Varroa mites are for me the epitome of revulsion. Not only do brothers incestuously mate with their sisters but oral sex reaches a new level of depravation; they ejaculate through their mouths!! And of course they kill bees. The male, understandably, looses interest in eating; in fact it can’t, and has a very short life. Since sex does not introduce any new genes, reproduction is akin to pathogenesis, virgin birth, cloning.
But somehow a genetic change must have happened for, as we all know Varroa has made the transition from the Asian bee to the European Honey Bee. The ranges of Apis cerana and Apis melifera have overlapped for many centuries and yet varroa is a comparatively recent pest to our European Honey bee. The Asian bee has learned to live benignly with both Varroa destructor and the related Varroa jacobsoni.
In the original host, Apis cerana, the mite enters a drone cell before it is capped.

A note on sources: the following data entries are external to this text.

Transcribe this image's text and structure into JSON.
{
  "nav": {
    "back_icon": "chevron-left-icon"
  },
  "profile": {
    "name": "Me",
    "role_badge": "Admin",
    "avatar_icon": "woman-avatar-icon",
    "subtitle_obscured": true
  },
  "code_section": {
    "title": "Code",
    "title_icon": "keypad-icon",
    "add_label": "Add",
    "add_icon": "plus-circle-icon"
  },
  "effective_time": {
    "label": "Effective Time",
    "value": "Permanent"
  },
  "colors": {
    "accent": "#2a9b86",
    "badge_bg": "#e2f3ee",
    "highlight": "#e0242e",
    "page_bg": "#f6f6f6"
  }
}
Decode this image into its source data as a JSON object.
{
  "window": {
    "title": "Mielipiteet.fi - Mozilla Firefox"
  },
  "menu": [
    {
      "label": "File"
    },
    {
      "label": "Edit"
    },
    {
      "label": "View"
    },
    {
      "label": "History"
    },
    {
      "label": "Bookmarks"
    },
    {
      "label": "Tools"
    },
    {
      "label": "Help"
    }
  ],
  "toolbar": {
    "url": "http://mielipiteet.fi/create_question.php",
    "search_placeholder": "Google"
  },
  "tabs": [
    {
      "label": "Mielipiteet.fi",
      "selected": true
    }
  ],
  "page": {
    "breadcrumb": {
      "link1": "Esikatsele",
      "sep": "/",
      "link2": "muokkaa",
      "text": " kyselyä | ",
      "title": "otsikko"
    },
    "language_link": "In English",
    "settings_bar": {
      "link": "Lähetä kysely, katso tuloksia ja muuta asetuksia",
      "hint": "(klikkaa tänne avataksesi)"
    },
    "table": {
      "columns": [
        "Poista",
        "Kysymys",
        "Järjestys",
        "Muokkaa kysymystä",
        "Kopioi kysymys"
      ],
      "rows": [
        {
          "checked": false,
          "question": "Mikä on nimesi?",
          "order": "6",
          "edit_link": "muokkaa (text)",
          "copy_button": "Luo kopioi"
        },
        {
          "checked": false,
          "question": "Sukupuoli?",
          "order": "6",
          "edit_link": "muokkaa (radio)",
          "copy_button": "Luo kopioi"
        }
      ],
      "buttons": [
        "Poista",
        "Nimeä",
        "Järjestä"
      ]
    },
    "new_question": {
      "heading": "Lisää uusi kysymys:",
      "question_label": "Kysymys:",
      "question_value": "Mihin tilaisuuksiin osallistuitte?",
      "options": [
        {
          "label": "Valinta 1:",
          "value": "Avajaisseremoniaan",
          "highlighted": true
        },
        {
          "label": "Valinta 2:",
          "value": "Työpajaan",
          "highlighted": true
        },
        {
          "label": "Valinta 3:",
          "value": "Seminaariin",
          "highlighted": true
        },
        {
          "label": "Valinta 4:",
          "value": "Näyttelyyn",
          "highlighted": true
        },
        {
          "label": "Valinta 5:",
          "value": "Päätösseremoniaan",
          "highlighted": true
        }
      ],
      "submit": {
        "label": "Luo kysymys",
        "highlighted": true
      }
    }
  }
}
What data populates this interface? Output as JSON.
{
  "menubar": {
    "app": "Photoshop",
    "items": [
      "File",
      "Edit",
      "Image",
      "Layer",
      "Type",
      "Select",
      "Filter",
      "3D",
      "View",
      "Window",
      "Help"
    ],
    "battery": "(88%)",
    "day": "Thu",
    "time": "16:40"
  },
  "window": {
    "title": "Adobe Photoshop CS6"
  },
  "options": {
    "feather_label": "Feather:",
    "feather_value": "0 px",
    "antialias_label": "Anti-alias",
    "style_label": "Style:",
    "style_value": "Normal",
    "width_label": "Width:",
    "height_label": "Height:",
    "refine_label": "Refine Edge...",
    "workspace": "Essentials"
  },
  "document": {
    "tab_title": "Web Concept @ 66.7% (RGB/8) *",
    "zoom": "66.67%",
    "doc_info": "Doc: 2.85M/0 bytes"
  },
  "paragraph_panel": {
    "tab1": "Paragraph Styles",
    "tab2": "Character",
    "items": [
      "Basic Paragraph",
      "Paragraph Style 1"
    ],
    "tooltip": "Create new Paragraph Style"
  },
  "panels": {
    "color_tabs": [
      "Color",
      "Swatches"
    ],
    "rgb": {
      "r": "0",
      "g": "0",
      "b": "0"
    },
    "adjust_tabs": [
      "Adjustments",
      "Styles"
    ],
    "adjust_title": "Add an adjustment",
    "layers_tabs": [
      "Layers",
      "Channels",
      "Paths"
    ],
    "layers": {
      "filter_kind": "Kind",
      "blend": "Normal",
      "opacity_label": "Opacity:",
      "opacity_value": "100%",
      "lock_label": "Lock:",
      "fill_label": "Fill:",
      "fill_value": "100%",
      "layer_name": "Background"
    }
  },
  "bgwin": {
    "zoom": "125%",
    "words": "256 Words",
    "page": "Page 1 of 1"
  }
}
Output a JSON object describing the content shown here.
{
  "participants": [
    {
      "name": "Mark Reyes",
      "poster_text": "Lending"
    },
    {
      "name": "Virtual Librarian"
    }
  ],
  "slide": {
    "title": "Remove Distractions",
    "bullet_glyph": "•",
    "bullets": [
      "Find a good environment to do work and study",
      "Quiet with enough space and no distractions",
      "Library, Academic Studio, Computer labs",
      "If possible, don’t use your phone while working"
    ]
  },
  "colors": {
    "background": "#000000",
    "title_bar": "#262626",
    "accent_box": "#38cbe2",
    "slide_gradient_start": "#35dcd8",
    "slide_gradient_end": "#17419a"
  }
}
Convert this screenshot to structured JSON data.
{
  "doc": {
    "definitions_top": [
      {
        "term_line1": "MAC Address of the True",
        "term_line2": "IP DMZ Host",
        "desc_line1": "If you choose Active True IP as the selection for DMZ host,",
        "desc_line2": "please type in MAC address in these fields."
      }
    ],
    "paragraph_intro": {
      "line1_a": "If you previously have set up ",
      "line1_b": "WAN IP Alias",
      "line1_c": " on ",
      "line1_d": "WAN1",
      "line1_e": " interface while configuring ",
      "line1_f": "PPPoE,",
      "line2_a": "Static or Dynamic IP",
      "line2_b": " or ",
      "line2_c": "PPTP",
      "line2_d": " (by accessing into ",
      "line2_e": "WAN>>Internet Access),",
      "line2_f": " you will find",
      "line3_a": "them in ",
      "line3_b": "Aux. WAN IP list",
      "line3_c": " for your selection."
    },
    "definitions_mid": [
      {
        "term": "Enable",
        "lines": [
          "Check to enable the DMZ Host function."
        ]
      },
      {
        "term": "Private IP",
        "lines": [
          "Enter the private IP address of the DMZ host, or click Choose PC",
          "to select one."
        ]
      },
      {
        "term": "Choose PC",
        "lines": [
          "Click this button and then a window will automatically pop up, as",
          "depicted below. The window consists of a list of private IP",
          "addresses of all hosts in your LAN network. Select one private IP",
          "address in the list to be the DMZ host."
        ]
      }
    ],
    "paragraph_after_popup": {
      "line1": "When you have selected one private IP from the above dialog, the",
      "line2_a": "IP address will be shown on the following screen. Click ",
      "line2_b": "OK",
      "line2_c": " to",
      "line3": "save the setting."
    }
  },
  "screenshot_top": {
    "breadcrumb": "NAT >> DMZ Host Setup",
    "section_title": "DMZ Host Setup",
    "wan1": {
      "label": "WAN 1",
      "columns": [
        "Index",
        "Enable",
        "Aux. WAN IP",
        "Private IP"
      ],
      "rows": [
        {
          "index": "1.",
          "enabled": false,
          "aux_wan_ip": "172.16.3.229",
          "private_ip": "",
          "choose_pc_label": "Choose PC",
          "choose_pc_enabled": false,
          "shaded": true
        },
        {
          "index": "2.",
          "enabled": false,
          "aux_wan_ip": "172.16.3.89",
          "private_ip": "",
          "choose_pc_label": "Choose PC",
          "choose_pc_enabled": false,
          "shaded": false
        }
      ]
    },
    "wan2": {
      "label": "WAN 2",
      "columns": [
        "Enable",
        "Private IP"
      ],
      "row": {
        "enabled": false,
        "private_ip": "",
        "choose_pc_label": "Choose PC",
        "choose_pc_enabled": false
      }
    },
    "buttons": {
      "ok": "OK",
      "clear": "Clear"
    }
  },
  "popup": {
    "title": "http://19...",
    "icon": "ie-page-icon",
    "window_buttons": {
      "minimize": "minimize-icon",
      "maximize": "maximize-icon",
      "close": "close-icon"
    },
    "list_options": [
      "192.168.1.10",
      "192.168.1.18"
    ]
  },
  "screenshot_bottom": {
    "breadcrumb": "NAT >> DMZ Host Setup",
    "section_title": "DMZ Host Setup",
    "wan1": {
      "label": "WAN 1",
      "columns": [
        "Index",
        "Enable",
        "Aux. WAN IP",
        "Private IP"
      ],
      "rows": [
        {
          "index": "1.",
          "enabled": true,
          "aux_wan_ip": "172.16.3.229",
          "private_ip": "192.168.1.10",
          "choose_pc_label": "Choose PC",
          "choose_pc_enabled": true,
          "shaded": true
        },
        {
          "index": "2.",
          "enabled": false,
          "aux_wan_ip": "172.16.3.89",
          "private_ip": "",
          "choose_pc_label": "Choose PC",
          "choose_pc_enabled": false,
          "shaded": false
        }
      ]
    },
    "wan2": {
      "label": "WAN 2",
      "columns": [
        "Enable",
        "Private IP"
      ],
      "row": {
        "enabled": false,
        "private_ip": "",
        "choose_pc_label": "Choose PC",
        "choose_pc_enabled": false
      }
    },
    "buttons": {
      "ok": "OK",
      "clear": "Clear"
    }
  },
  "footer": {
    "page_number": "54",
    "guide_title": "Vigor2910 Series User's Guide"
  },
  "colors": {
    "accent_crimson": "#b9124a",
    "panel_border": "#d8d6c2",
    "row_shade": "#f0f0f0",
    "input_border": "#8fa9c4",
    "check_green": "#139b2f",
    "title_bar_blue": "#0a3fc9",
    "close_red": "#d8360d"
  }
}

It will be a fertilised female, ready to lay eggs. With no eyes and only smell to go by it apparently gets a signal from the larva indicating that it is the right age to receive eggs; not too young to bear the parasites but old enough to give time for the young mites to mature before the drone emerges. Incidentally drones take that little bit longer to emerge than workers which is critical to the mite’s development. Things happen quickly: the mite lays about five eggs; the first to hatch is a male and he inseminates all the others that hatch, his sisters. The females then attach themselves to the drone and draw nourishment until the weakene
drone emerges. The four or so young mites jump out at the same time and scramble around looking for another drone cell to infect. They hitch rides on workers and often fall or are groomed off. By attaching to foragers and drones the mites spread from colony to colony since both of these occasionally 'drift’.
Varroa has been seen on a number of species: a bumble bee heavily infected is not an uncommon sight. Other insects infected are the sacab beetle and flower fly, Palpada vinetorum. But in these cases the parasite is merely sucking the haemolymph of its host; we have no evidence yet that it is actually breeding on these species. The original infestation of the European Honey bee was the same. At first varroa did not reproduce with colonies of the European Honey bee. That's because the mite failed to detect that vital signal from the bee larva that it was time to lay eggs. Varroa Destructor from the colder parts of Asia Korea, Japan and the mountains of the Philippines, first learnt to detect that vital signal probably sometime in the 1960ies. Only recently have we found that V jacobsoni has also learnt the signal If we can understand the nature of this signal we might find a way to the effective control of the mite.